People on Craigslist Want to Give You Bacteria for Free
If you've wanted to grow your own bacteria and yeast, but haven't yet found the grossest way of doing it, congratulations! You can now home-brew that jelly-like organism with the help of a person you met on Craigslist.
Just in time for the holidays, philanthropists in New York, California, Florida, and other U.S. cities are taking to the “Free Stuff” section of the listings site to give Americans something they think we could all use: Scoby. Scoby sounds like Shrek’s adorable child, but is actually the most repulsive acronym there is: Symbiotic Colony of Bacteria and Yeast. When combined with tea, scoby produces a fermented drink that people consume willingly: Kombucha. Bottled, the drink sells for up to $7 at your local fancy bodega. At Williams Sonoma, scoby and a “buch starter”—buch is a nickname used by people who say the word Kombucha so often, they need to shorten it—sells for $25.95. The value of the product is not lost on Craigslist’s buch donors, who seem to take themselves very seriously. Apparently, brewing one scoby will leave you with a baby scoby, and scobies beget scobies until entire households are taken over by scobies and you have to give one away to make space for your human child or spouse. ("My Scoby Hotel is getting very full," says Camille from Plantation, Fla.) One authoritarian in Park Slope took a hard line approach to his giveaway in a now-deleted post from Saturday.
Bemoaning the “recurring unreliability” of people who respond to an ad in the free section of Craigslist, the poster warned: “If you don't follow the rules, I will not respond to your email, or you may not get a scoby.” A dark thought.
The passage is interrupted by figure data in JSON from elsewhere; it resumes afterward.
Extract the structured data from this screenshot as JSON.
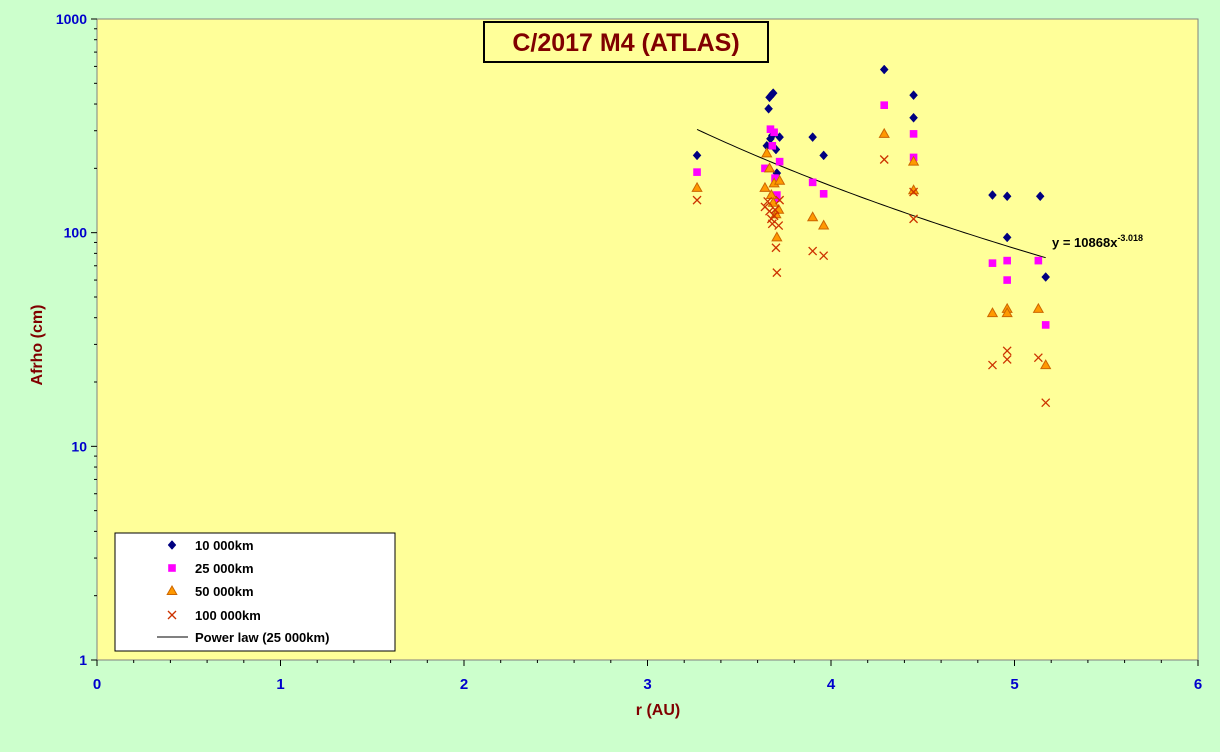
{
  "chart_data": {
    "type": "scatter",
    "title": "C/2017 M4 (ATLAS)",
    "xlabel": "r (AU)",
    "ylabel": "Afrho (cm)",
    "xlim": [
      0,
      6
    ],
    "ylim": [
      1,
      1000
    ],
    "y_scale": "log",
    "x_ticks": [
      "0",
      "1",
      "2",
      "3",
      "4",
      "5",
      "6"
    ],
    "y_ticks": [
      {
        "value": 1,
        "label": "1"
      },
      {
        "value": 10,
        "label": "10"
      },
      {
        "value": 100,
        "label": "100"
      },
      {
        "value": 1000,
        "label": "1000"
      }
    ],
    "grid": false,
    "legend_position": "bottom-left",
    "colors": {
      "plot_background": "#ffff99",
      "page_background": "#ccffcc",
      "axis_tick_labels": "#0000cc",
      "axis_titles": "#800000",
      "title_text": "#800000"
    },
    "series": [
      {
        "name": "10 000km",
        "marker": "diamond",
        "color": "#000080",
        "points": [
          [
            3.27,
            230
          ],
          [
            3.65,
            255
          ],
          [
            3.66,
            380
          ],
          [
            3.665,
            430
          ],
          [
            3.675,
            440
          ],
          [
            3.685,
            450
          ],
          [
            3.67,
            275
          ],
          [
            3.68,
            285
          ],
          [
            3.7,
            245
          ],
          [
            3.705,
            190
          ],
          [
            3.72,
            280
          ],
          [
            3.9,
            280
          ],
          [
            3.96,
            230
          ],
          [
            4.29,
            580
          ],
          [
            4.45,
            440
          ],
          [
            4.45,
            345
          ],
          [
            4.88,
            150
          ],
          [
            4.96,
            148
          ],
          [
            4.96,
            95
          ],
          [
            5.14,
            148
          ],
          [
            5.17,
            62
          ]
        ]
      },
      {
        "name": "25 000km",
        "marker": "square",
        "color": "#ff00ff",
        "points": [
          [
            3.27,
            192
          ],
          [
            3.64,
            200
          ],
          [
            3.67,
            305
          ],
          [
            3.68,
            255
          ],
          [
            3.69,
            295
          ],
          [
            3.695,
            180
          ],
          [
            3.7,
            145
          ],
          [
            3.705,
            150
          ],
          [
            3.72,
            215
          ],
          [
            3.9,
            172
          ],
          [
            3.96,
            152
          ],
          [
            4.29,
            395
          ],
          [
            4.45,
            290
          ],
          [
            4.45,
            225
          ],
          [
            4.88,
            72
          ],
          [
            4.96,
            74
          ],
          [
            4.96,
            60
          ],
          [
            5.13,
            74
          ],
          [
            5.17,
            37
          ]
        ]
      },
      {
        "name": "50 000km",
        "marker": "triangle",
        "color": "#ff9900",
        "stroke": "#cc6600",
        "points": [
          [
            3.27,
            162
          ],
          [
            3.64,
            162
          ],
          [
            3.65,
            235
          ],
          [
            3.665,
            200
          ],
          [
            3.675,
            150
          ],
          [
            3.685,
            138
          ],
          [
            3.69,
            170
          ],
          [
            3.7,
            122
          ],
          [
            3.705,
            95
          ],
          [
            3.715,
            128
          ],
          [
            3.72,
            175
          ],
          [
            3.9,
            118
          ],
          [
            3.96,
            108
          ],
          [
            4.29,
            290
          ],
          [
            4.45,
            215
          ],
          [
            4.45,
            158
          ],
          [
            4.88,
            42
          ],
          [
            4.96,
            44
          ],
          [
            4.96,
            42
          ],
          [
            5.13,
            44
          ],
          [
            5.17,
            24
          ]
        ]
      },
      {
        "name": "100 000km",
        "marker": "cross",
        "color": "#cc3300",
        "points": [
          [
            3.27,
            142
          ],
          [
            3.64,
            132
          ],
          [
            3.655,
            140
          ],
          [
            3.665,
            126
          ],
          [
            3.675,
            116
          ],
          [
            3.68,
            110
          ],
          [
            3.69,
            120
          ],
          [
            3.695,
            128
          ],
          [
            3.7,
            85
          ],
          [
            3.705,
            65
          ],
          [
            3.715,
            108
          ],
          [
            3.72,
            142
          ],
          [
            3.9,
            82
          ],
          [
            3.96,
            78
          ],
          [
            4.29,
            220
          ],
          [
            4.45,
            155
          ],
          [
            4.45,
            116
          ],
          [
            4.88,
            24
          ],
          [
            4.96,
            28
          ],
          [
            4.96,
            25.5
          ],
          [
            5.13,
            26
          ],
          [
            5.17,
            16
          ]
        ]
      }
    ],
    "trendline": {
      "name": "Power law (25 000km)",
      "coefficient": 10868,
      "exponent": -3.018,
      "x_range": [
        3.27,
        5.17
      ],
      "color": "#000000",
      "equation_prefix": "y = 10868x",
      "equation_exponent": "-3.018"
    }
  }
}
“I do not have a lot of free time,” said the Oprah of Scoby.
The first rule of free scoby: "Do not ask if it is still available. It is"
The second: "Do not ask where I am located." You find that out after showing yourself to be more than just an idle browser of Yeast Craigslist. If you are a person who feels that your life in New York is good—but could be improved with additional bacteria—e-mail one of these humanitarians. You would probably get along.